Animals on the islands include gibbons, pythons, civet cats, huge monitor lizards and the rabbit-sized mouse deer. Hornbills are a common sight, while kites and white-bellied sea eagles circle above every island and kingfishers dart around eerily quiet mangrove forests. Frigate birds, pacific reef egrets, green imperial pigeons, and emerald doves are just some of the birds native to this diverse archipelago.
Further out west, where the continental shelf drops off into the deep sea, a range of underwater mountains called the Burma Banks are a thrilling diving area for the experienced. We provide you with snorkelling equipment at no extra cost.

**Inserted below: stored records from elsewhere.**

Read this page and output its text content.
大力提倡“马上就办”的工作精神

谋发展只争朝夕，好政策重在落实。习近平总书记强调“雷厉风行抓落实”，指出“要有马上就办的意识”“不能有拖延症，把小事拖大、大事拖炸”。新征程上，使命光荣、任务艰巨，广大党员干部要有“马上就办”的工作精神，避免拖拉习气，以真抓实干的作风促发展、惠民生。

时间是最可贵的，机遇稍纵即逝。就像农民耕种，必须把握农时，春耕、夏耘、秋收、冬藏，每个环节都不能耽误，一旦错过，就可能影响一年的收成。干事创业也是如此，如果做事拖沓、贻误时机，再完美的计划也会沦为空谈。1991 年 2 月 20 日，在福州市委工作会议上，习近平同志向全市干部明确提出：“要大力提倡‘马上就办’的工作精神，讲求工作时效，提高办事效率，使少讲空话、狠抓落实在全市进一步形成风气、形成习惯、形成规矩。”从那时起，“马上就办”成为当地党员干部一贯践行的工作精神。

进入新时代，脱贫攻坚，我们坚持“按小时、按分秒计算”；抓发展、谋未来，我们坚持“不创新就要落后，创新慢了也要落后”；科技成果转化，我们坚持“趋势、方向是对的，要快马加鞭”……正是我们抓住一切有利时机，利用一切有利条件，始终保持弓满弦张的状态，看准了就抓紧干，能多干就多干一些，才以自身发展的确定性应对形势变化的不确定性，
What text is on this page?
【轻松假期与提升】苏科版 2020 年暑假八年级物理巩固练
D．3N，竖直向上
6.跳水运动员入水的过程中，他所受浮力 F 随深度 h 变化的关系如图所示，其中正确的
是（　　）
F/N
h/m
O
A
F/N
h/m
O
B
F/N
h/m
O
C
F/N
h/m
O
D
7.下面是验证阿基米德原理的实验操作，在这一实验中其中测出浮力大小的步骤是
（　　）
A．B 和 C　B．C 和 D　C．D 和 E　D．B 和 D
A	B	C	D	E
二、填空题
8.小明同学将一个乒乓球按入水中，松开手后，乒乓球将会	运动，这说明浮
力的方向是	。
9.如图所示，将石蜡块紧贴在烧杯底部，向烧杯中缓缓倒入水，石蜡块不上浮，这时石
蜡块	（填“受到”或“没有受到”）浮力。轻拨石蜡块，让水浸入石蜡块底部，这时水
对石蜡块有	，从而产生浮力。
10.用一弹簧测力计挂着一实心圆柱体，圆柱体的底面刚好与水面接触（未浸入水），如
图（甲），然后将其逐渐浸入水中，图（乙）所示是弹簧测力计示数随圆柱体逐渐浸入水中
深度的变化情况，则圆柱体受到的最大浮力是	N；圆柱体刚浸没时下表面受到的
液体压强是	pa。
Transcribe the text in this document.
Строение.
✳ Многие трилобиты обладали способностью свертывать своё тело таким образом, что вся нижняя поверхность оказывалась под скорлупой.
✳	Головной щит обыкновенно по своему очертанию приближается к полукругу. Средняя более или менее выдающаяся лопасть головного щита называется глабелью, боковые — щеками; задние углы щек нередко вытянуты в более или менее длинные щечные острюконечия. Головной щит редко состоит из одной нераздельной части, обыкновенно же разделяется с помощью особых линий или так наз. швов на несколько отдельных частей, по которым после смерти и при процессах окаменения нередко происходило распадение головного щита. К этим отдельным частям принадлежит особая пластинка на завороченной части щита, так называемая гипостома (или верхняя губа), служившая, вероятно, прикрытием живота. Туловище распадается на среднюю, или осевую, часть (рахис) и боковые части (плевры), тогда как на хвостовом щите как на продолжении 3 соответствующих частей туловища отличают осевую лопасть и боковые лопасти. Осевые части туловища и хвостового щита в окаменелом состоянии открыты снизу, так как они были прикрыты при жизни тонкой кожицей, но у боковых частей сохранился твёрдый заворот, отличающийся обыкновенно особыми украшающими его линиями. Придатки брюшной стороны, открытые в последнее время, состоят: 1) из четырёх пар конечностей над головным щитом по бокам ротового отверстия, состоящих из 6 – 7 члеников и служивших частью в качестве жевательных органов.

Boost our food supplies with the best produce possible: fresh fish directly from the sea! Cast for tuna, barracuda, mahimahi, giant trevally, Spanish mackerel or snapper while sailing or when close to shore. Or go for the truly big guys and try your luck catching marlin and sailfish. Either bring your own rods or just use ours. Most of the local fishing boats in the area catch squid and cuttlefish and, if you want, we can always buy directly from them.
The UNESCO examined the Mergui Archipelago as a potential World Heritage Site for its biodiversity, and the organisation’s report concludes:
“While the biodiversity is largely unknown, the intact vegetation on such an array of islands, with associated marine habitats and spectacular geomorphology, is likely to be of high global biodiversity significance. The biodiversity values of this set of forested continental islands, and the limited protection afforded such coastal islands elsewhere in the region, indicates that they are likely to be of global priority and form a potentially important trans-boundary World Heritage inscription.”
Getting to the Mergui Archipelago
All our regular 6-day trips in the Mergui Archipelago depart in Kawthaung in Myanmar’s south, just across the border from Thailand. Getting there is easy and you have several travel options.
Flying to Kawthaung
If you are arriving from within Myanmar, you can fly directly to Kawthaung Airport, which is connected to various domestic airports and served by several local airlines. The most reliable and convenient one is Myanmar National Airlines. We’d be more than happy to help you organise transportation and meet you at the airport.
Flying to Ranong
Another option is to fly to Ranong Airport. There are daily flights from Bangkok’s domestic airport by Nok Air. The airport is well served by local taxi drivers but we can also pick you up from Ranong Airport, of course.
Once you are in Ranong, we will take a longtail boat across the Pakchan River to Kawthaung on the Myanmar side, which takes only a few minutes. We will help you with the immigration procedures before boarding the yacht.
Arriving via Phuket
Phuket International Airport is a convenient and well-connected place to fly to. From there, it’s a scenic 4-hour car ride to Ranong, the Thai border town. Here, too, we are happy to assist you and help you get organised.